The opening skit on Saturday Night Live was a hilarious satire of "School House Rock" teaching the difference between a bill and an executive action, using that framework to poke fun at President Obama's recent immigration action. Forgetting that it was satire, "The Washington Post Wonk Blog" fact-checked the comedy routine.
This skit got a couple of things right, and a couple of things wrong. For starters, Obama didn't sign an executive order. He is taking executive action, in particular by directing the Department of Homeland Security to expand programs that defer deportation for classes of undocumented immigrants — parents of U.S. citizens or permanent-resident children, as well as undocumented immigrants brought to the country as children.The piece goes on to go issue by issue disputing the lines in the skit as if they were real political positions rather than laugh lines and concludes with:
See a handy flow chart to determine who qualifies.
Obama's action on Thursday adds 4 million new eligible immigrants, on top of the 1 million young immigrants who became eligible for deferred deportation under Obama's original 2012 program.
The cold open got the basic explanation of what the difference is between a law and executive order right. And SNL also is correct that more Americans, even if they support comprehensive immigration reform, don't believe Obama should do it by fiat.
As to whether the executive action is unconstitutional? That's a matter of debate, of course. Some House Republicans think so and may add a complaint to a suit they are planning to file challenging Obama's executive actions on his health-care law.
One Obama backer who also supports a comprehensive overhaul of immigration laws says the action may be impeachable, as "by constitutional design, impeachment for 'treason, bribery, or other high crimes and misdemeanors' is a political accusation."

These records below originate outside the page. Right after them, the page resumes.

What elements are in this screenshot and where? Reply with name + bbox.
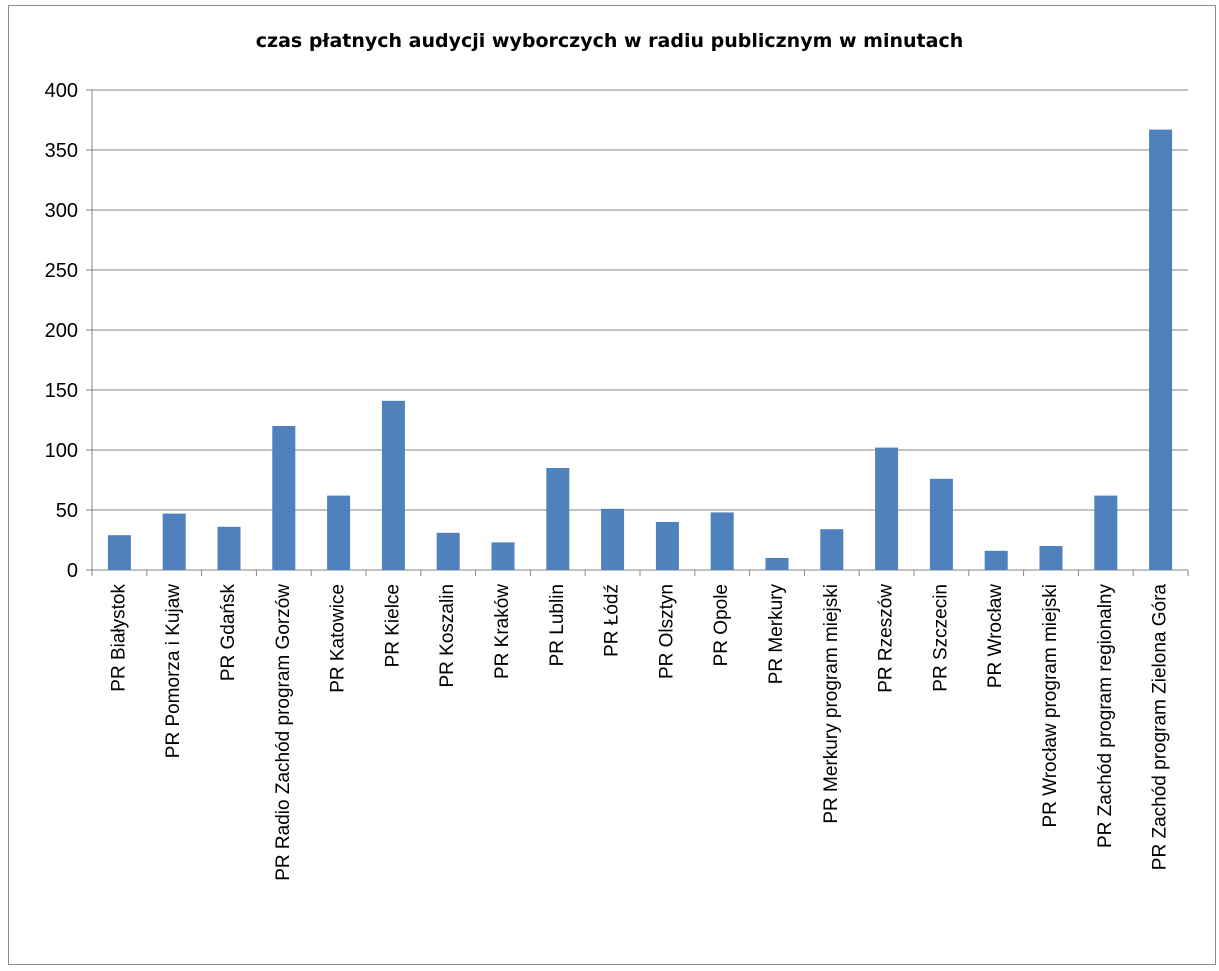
bar xyxy=(984,550,1008,570)
y-tick-label: 250 xyxy=(45,260,78,282)
x-tick-label: PR Białystok xyxy=(108,584,129,692)
x-tick-label: PR Łódź xyxy=(602,584,623,657)
x-tick-label: PR Szczecin xyxy=(930,584,951,692)
bar xyxy=(217,526,241,570)
y-tick-label: 50 xyxy=(56,500,78,522)
y-tick-label: 200 xyxy=(45,320,78,342)
x-tick-label: PR Katowice xyxy=(328,584,349,693)
chart-frame xyxy=(8,5,1216,965)
bar xyxy=(875,447,899,570)
y-tick-label: 350 xyxy=(45,140,78,162)
x-tick-label: PR Pomorza i Kujaw xyxy=(163,584,184,759)
x-tick-label: PR Olsztyn xyxy=(656,584,677,679)
bar xyxy=(1094,495,1118,570)
x-tick-label: PR Kielce xyxy=(382,584,403,667)
bar xyxy=(1149,129,1173,570)
bar xyxy=(546,468,570,570)
bar xyxy=(491,542,515,570)
x-tick-label: PR Opole xyxy=(711,584,732,666)
x-tick-label: PR Lublin xyxy=(547,584,568,666)
x-tick-label: PR Koszalin xyxy=(437,584,458,688)
bar xyxy=(601,508,625,570)
x-tick-label: PR Zachód program regionalny xyxy=(1095,584,1116,849)
y-tick-label: 400 xyxy=(45,80,78,102)
x-tick-label: PR Wrocław xyxy=(985,584,1006,688)
bar xyxy=(1039,546,1063,570)
x-tick-label: PR Merkury program miejski xyxy=(821,584,842,824)
x-tick-label: PR Gdańsk xyxy=(218,584,239,682)
y-tick-label: 100 xyxy=(45,440,78,462)
bar xyxy=(765,558,789,570)
x-tick-label: PR Radio Zachód program Gorzów xyxy=(273,584,294,881)
y-tick-label: 300 xyxy=(45,200,78,222)
x-tick-label: PR Wrocław program miejski xyxy=(1040,584,1061,828)
y-tick-label: 150 xyxy=(45,380,78,402)
bar xyxy=(436,532,460,570)
chart-title: czas płatnych audycji wyborczych w radiu… xyxy=(255,30,964,52)
bar xyxy=(162,513,186,570)
bar xyxy=(929,478,953,570)
bar xyxy=(710,512,734,570)
bar xyxy=(820,529,844,570)
bar xyxy=(327,495,351,570)
bar xyxy=(381,400,405,570)
bar xyxy=(272,426,296,570)
x-tick-label: PR Rzeszów xyxy=(876,584,897,693)
bar xyxy=(655,522,679,570)
x-tick-label: PR Zachód program Zielona Góra xyxy=(1150,584,1171,871)
y-tick-label: 0 xyxy=(67,560,78,582)
x-tick-label: PR Kraków xyxy=(492,584,513,679)
bar xyxy=(107,535,131,570)
x-tick-label: PR Merkury xyxy=(766,584,787,685)
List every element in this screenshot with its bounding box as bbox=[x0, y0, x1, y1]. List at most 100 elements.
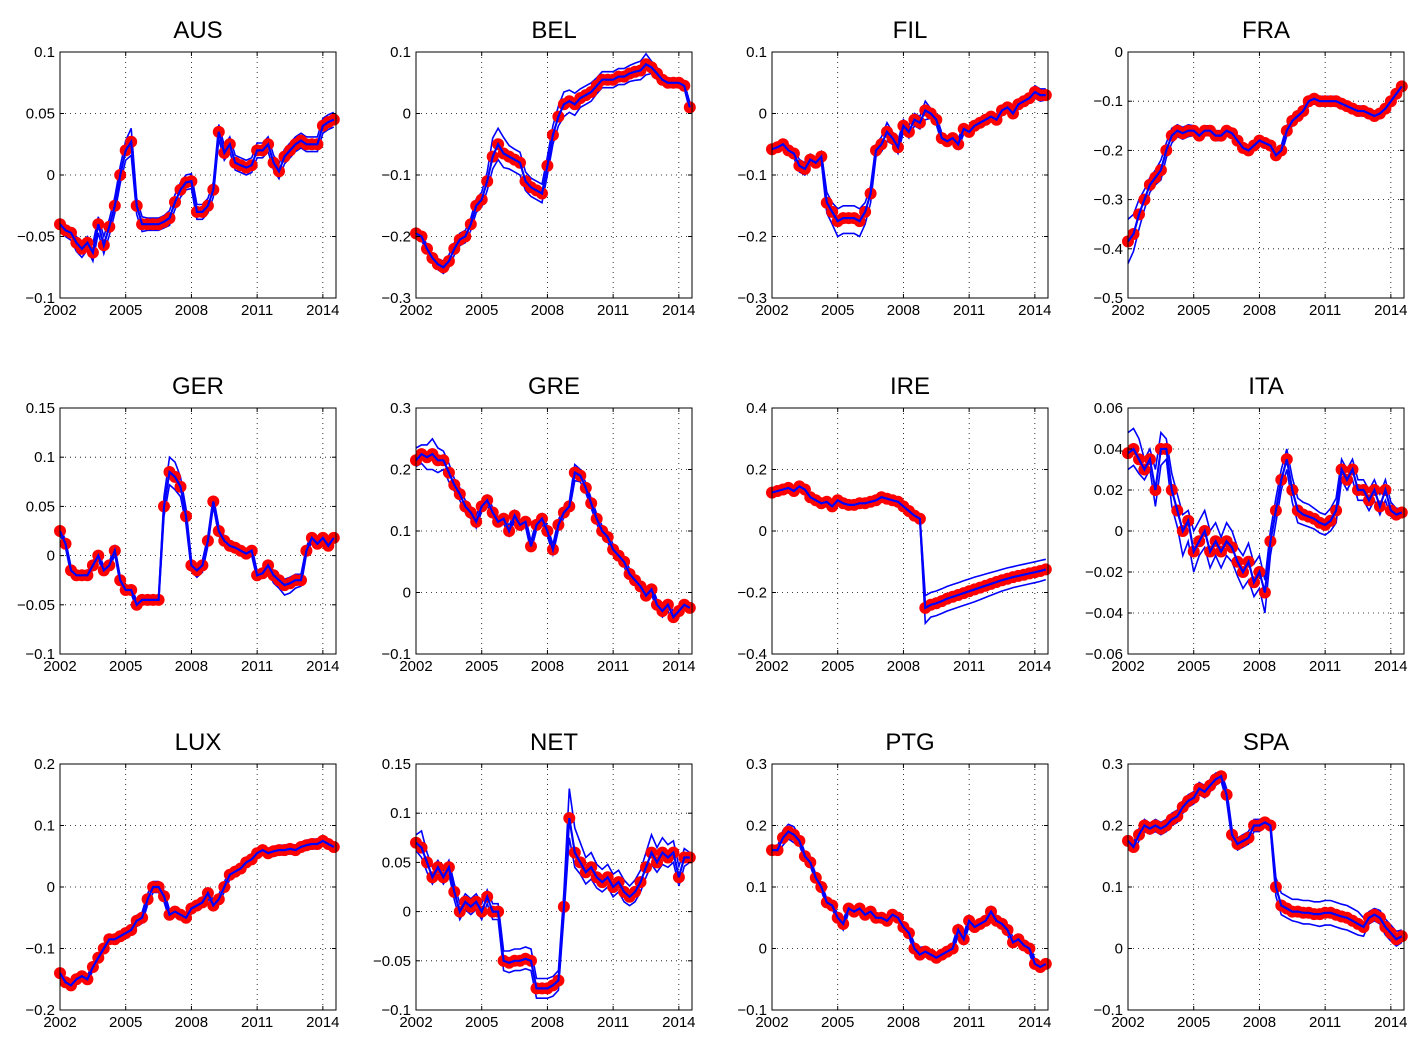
panel-aus: AUS 2002 2005 2008 2011 2014 −0.1 −0.05 0 0.05 0.1 bbox=[17, 17, 340, 319]
panel-title: PTG bbox=[885, 729, 934, 756]
panel-net: NET 2002 2005 2008 2011 2014 −0.1 −0.05 0 0.05 0.1… bbox=[373, 729, 696, 1031]
estimate-markers bbox=[766, 825, 1052, 973]
x-tick-label: 2008 bbox=[1243, 1014, 1276, 1031]
panel-title: IRE bbox=[890, 373, 930, 400]
panel-ita: ITA 2002 2005 2008 2011 2014 −0.06 −0.04 −0.02 0 0… bbox=[1085, 373, 1408, 675]
x-tick-label: 2014 bbox=[1374, 1014, 1407, 1031]
panel-title: LUX bbox=[175, 729, 222, 756]
axes-box bbox=[771, 51, 1049, 299]
panel-title: ITA bbox=[1248, 373, 1284, 400]
y-tick-label: −0.4 bbox=[1093, 241, 1123, 258]
y-tick-label: 0.1 bbox=[390, 44, 411, 61]
x-tick-label: 2002 bbox=[1111, 658, 1144, 675]
upper-band-line bbox=[415, 788, 691, 980]
y-tick-label: −0.1 bbox=[381, 1002, 411, 1019]
axes-box bbox=[1127, 51, 1405, 299]
y-tick-label: 0.2 bbox=[390, 462, 411, 479]
y-tick-label: −0.2 bbox=[737, 585, 767, 602]
x-tick-label: 2008 bbox=[531, 302, 564, 319]
x-tick-label: 2014 bbox=[1374, 658, 1407, 675]
lower-band-line bbox=[1127, 90, 1403, 264]
y-tick-label: −0.1 bbox=[25, 290, 55, 307]
x-tick-label: 2011 bbox=[953, 302, 985, 319]
y-tick-label: 0.05 bbox=[26, 498, 55, 515]
x-tick-label: 2005 bbox=[465, 302, 498, 319]
y-tick-label: 0.3 bbox=[390, 400, 411, 417]
x-tick-label: 2011 bbox=[597, 1014, 629, 1031]
y-tick-label: 0.06 bbox=[1094, 400, 1123, 417]
y-tick-label: 0 bbox=[759, 941, 767, 958]
x-tick-label: 2014 bbox=[306, 302, 339, 319]
upper-band-line bbox=[1127, 770, 1402, 933]
x-tick-label: 2002 bbox=[399, 658, 432, 675]
y-tick-label: −0.1 bbox=[381, 646, 411, 663]
x-tick-label: 2011 bbox=[1309, 1014, 1341, 1031]
y-tick-label: 0 bbox=[759, 523, 767, 540]
x-tick-label: 2005 bbox=[1177, 302, 1210, 319]
y-tick-label: −0.02 bbox=[1085, 564, 1123, 581]
y-tick-label: 0.1 bbox=[390, 805, 411, 822]
estimate-line bbox=[1127, 447, 1403, 593]
y-tick-label: −0.2 bbox=[25, 1002, 55, 1019]
panel-gre: GRE 2002 2005 2008 2011 2014 −0.1 0 0.1 0.2 0.3 bbox=[381, 373, 696, 675]
x-tick-label: 2011 bbox=[1309, 658, 1341, 675]
panel-bel: BEL 2002 2005 2008 2011 2014 −0.3 −0.2 −0.1 0 0.1 bbox=[381, 17, 696, 319]
estimate-line bbox=[1127, 85, 1403, 243]
x-tick-label: 2005 bbox=[465, 658, 498, 675]
panel-title: BEL bbox=[531, 17, 576, 44]
x-tick-label: 2005 bbox=[1177, 1014, 1210, 1031]
y-tick-label: 0.1 bbox=[746, 44, 767, 61]
axes-box bbox=[415, 51, 693, 299]
estimate-line bbox=[1127, 774, 1403, 941]
axes-box bbox=[59, 407, 337, 655]
panel-spa: SPA 2002 2005 2008 2011 2014 −0.1 0 0.1 0.2 0.3 bbox=[1093, 729, 1408, 1031]
panel-title: FIL bbox=[893, 17, 928, 44]
y-tick-label: 0 bbox=[47, 548, 55, 565]
y-tick-label: 0.1 bbox=[746, 879, 767, 896]
x-tick-label: 2005 bbox=[465, 1014, 498, 1031]
x-tick-label: 2011 bbox=[597, 658, 629, 675]
y-tick-label: 0.3 bbox=[746, 756, 767, 773]
upper-band-line bbox=[415, 52, 691, 263]
panel-fra: FRA 2002 2005 2008 2011 2014 −0.5 −0.4 −0.3 −0.2 −… bbox=[1093, 17, 1408, 319]
estimate-line bbox=[415, 62, 691, 269]
lower-band-line bbox=[59, 483, 335, 611]
y-tick-label: −0.05 bbox=[373, 953, 411, 970]
y-tick-label: 0 bbox=[759, 106, 767, 123]
axes-box bbox=[415, 763, 693, 1011]
y-tick-label: −0.1 bbox=[381, 167, 411, 184]
y-tick-label: 0.4 bbox=[746, 400, 767, 417]
y-tick-label: 0.15 bbox=[26, 400, 55, 417]
estimate-markers bbox=[1122, 770, 1408, 946]
x-tick-label: 2008 bbox=[175, 658, 208, 675]
x-tick-label: 2011 bbox=[241, 1014, 273, 1031]
y-tick-label: −0.3 bbox=[737, 290, 767, 307]
panel-title: AUS bbox=[173, 17, 222, 44]
y-tick-label: 0 bbox=[1115, 523, 1123, 540]
y-tick-label: −0.1 bbox=[1093, 1002, 1123, 1019]
estimate-line bbox=[58, 469, 335, 607]
estimate-markers bbox=[766, 86, 1052, 228]
y-tick-label: 0 bbox=[47, 167, 55, 184]
x-tick-label: 2014 bbox=[662, 658, 695, 675]
x-tick-label: 2011 bbox=[1309, 302, 1341, 319]
y-tick-label: −0.2 bbox=[737, 229, 767, 246]
panel-title: FRA bbox=[1242, 17, 1290, 44]
x-tick-label: 2011 bbox=[597, 302, 629, 319]
x-tick-label: 2005 bbox=[821, 1014, 854, 1031]
x-tick-label: 2008 bbox=[887, 658, 920, 675]
y-tick-label: 0.2 bbox=[746, 818, 767, 835]
x-tick-label: 2008 bbox=[531, 1014, 564, 1031]
estimate-line bbox=[771, 90, 1046, 223]
axes-box bbox=[771, 407, 1049, 655]
axes-box bbox=[59, 763, 337, 1011]
x-tick-label: 2005 bbox=[109, 302, 142, 319]
y-tick-label: 0.2 bbox=[1102, 818, 1123, 835]
y-tick-label: −0.3 bbox=[381, 290, 411, 307]
panel-ptg: PTG 2002 2005 2008 2011 2014 −0.1 0 0.1 0.2 0.3 bbox=[737, 729, 1052, 1031]
x-tick-label: 2002 bbox=[755, 1014, 788, 1031]
y-tick-label: −0.04 bbox=[1085, 605, 1123, 622]
axes-box bbox=[771, 763, 1049, 1011]
y-tick-label: 0.1 bbox=[390, 523, 411, 540]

And so what matters most for Obama's action is public opinion, and what his successor does. The SNL skit, in that sense, doesn't help him.Perhaps the WAPO is afraid the sketch will be believed at truth by progressive. After all it was an SNL parody that put the words, "I can see Russia from my house," in Sarah Palin's mouth--something progressives sill believe the former Governor said. Going back to the show's beginnings, President Ford wasn't anywhere near as clumsy as Chevy Chase portrayed him as being. The history of SNL is ripe with political satire, some of it was actually believed as truthful (usually by progressives looking for one more thing to hang around GOP candidate's neck.
Factual correctness is not important to Saturday Night Live or any satire (they weren't trying to convince the viewer that President Obama would ever push someone down the stairs either). What matters the most for Saturday Night Live is that their sketches generate laughter on Saturday and discussion around the office water cooler on Monday. Apparently "The Washington Post" doesn't get it.